Tuberculous peritonitis is a significant problem in the countries with high incidence of tuberculosis. Peritoneal involvement in tuberculous infection is frequently associated with cirrhosis and immunodeficient states (Alvarez and McCabe, 1984; Burack et al., 1960; Karmy et al., 1977; Borhanmanesh et al., 1986 and Gilinsky et al., 1983). The available diagnostic tests for tuberculous peritonitis include paracenthesis with acid-fast smears and culture, laparoscopy with directed biopsy, blind percutaneous peritoneal biopsy and diagnostic laparotomy. However, laparoscopy is invasive, expensive and associated with complications. It may also be used up to 3% of patients (Lado-Lado et al., 2002). A new test measuring adenosine deaminase activity in the ascitic fluid has been used with promising results (Dwividi et al., 1990). Ascitic fluid ADA activity has been proposed as a useful diagnostic test for diagnosis of tuberculous peritonitis. Various reports have suggested 100% sensitivity for diagnosis of peritoneal tuberculosis with specificities in the range of 92-100% (Dwividi et al., 1990; Martinez-Vazquez et al., 1986; Fernandez-Rodriguez et al., 1991; Ribera et al., 1991; Voigt et al., 1997, Binder, 1997 and Gupta et al., 1992). A cutoff value of >33 U/L eliminates false positive tests resulting from cirrhosis or malignancy (Dwividi et al., 1990; Fernandez-Rodriguez et al., 1991).

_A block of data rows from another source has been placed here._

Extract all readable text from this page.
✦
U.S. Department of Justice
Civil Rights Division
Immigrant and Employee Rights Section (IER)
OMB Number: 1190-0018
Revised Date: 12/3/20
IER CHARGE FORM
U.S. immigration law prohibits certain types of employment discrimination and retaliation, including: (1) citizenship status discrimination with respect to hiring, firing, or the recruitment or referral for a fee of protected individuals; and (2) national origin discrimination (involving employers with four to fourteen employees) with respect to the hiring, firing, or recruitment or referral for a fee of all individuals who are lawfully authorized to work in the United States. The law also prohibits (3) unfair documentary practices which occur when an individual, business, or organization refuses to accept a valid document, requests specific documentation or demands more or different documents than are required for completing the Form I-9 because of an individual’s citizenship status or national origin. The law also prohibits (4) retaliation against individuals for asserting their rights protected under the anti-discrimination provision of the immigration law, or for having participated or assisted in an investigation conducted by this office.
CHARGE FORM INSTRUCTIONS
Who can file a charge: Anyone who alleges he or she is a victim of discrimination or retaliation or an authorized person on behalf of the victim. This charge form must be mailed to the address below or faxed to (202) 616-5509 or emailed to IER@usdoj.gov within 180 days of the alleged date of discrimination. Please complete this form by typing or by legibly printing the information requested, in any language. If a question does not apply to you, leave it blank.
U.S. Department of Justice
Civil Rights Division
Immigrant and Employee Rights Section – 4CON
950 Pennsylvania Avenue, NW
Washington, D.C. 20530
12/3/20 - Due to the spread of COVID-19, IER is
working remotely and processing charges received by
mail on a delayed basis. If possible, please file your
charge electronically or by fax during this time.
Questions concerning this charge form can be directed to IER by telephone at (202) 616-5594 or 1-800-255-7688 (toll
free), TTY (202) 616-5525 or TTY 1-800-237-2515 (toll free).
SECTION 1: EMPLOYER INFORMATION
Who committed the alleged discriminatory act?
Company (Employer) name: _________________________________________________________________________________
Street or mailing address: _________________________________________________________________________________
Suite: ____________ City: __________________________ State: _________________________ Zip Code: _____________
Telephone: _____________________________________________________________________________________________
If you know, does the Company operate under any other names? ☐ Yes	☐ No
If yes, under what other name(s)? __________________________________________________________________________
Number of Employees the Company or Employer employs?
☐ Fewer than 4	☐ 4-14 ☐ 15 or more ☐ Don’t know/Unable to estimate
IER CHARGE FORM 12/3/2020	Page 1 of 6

In countries with high incidence of tuberculosis and in high-risk patients, measurement of ADA in ascitic fluid, should be used as a useful screening test for tuberculosis (Binder, 1997 and Gimenez et al., 1992) but populations with low prevalence of tuberculosis and high prevalence of cirrhosis, ascitic fluid ADA activity has good accuracy but poor sensitivity and imperfect specificity (Hildebrand et al., 1996).

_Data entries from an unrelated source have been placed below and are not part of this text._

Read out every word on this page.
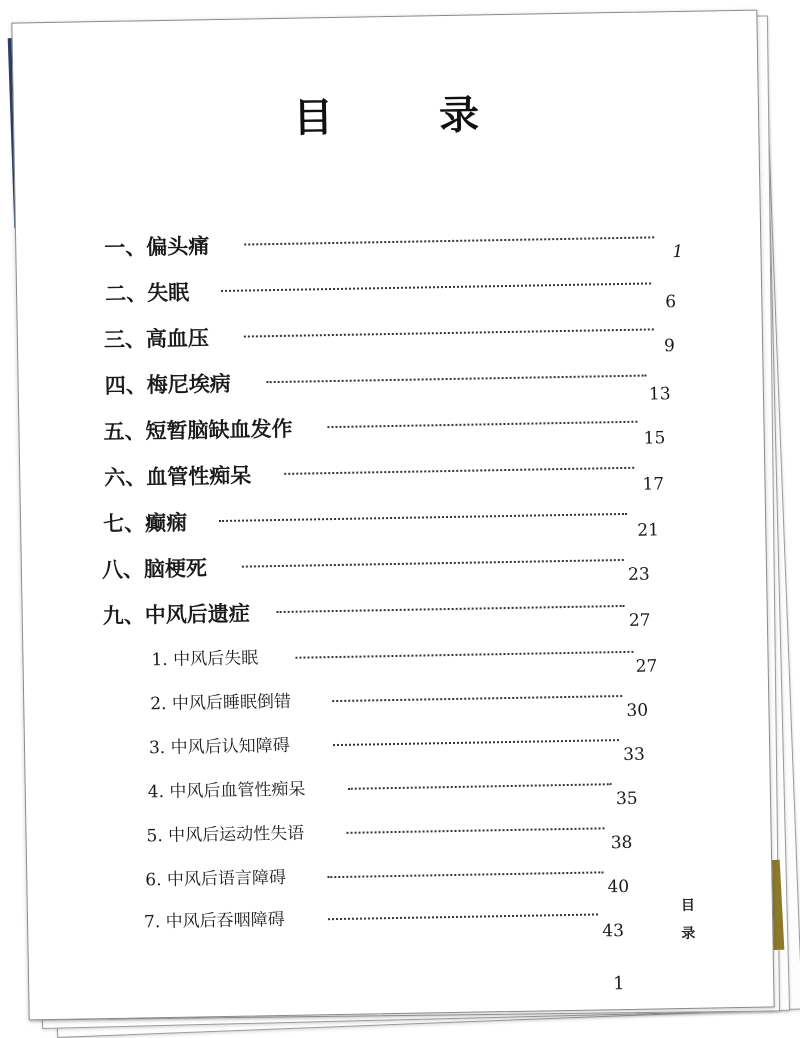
目 录
一、偏头痛	1
二、失眠	6
三、高血压	9
四、梅尼埃病	13
五、短暂脑缺血发作	15
六、血管性痴呆	17
七、癫痫	21
八、脑梗死	23
九、中风后遗症	27
1. 中风后失眠	27
2. 中风后睡眠倒错	30
3. 中风后认知障碍	33
4. 中风后血管性痴呆	35
5. 中风后运动性失语	38
6. 中风后语言障碍	40
7. 中风后吞咽障碍	43
目
录
1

ADA-2 activity in ascitic fluid presents similar features to that of total ADA and can provide additional information with good sensitivity (83.3%) and specificity (97.3%) in diagnosis of tuberculous peritonitis (Demir et al., 2001). Higher values of ADA-2 were reported for the peritoneal tuberculosis than in peritoneal carcinomatosis (56.8 vs. 19.6 U/L, respectively). In the peritoneal tuberculosis ADA-2 activity similar to total ADA correlates with ascitic fluid total protein; so ADA-2 should be used with caution when cirrhosis is associated with the TB peritonitis.

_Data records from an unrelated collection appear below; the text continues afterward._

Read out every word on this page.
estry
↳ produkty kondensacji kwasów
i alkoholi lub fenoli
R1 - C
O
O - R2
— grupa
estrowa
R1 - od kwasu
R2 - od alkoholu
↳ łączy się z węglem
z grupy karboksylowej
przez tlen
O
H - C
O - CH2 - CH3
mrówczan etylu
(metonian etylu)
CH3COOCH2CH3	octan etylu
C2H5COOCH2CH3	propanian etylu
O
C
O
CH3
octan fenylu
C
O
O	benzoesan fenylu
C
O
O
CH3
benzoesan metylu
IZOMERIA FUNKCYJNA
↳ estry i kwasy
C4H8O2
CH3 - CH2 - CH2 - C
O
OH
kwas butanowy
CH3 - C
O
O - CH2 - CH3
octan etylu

In the regions with high incidence of tuberculosis and diagnostic procedures are expensive, ADA appears to a useful marker for early diagnosis of tuberculosis. The sensitivity and specificity of ADA depends on the prevalence of tuberculosis in the population. The differences between the reported ADA levels are due to the different methods of ADA measurement. The isoforms of ADA, especially the ADA-1 and ADA-2 are found in all the cells with highest concentration in monocytes and lymphocytes but ADA-2 found to be the predominant isoforms in tuberculosis accounting for 80-90% of the activity. Where as ADA-1 elevates in empyema, accounting for 70% of the activity. Determination of individual ADA isoenzymes and ratio of the isoenzymes could help to differentiate the various causes of increased ADA activity. The ADA isoenzymes increase the overall diagnostic value of ADA determination in tuberculosis.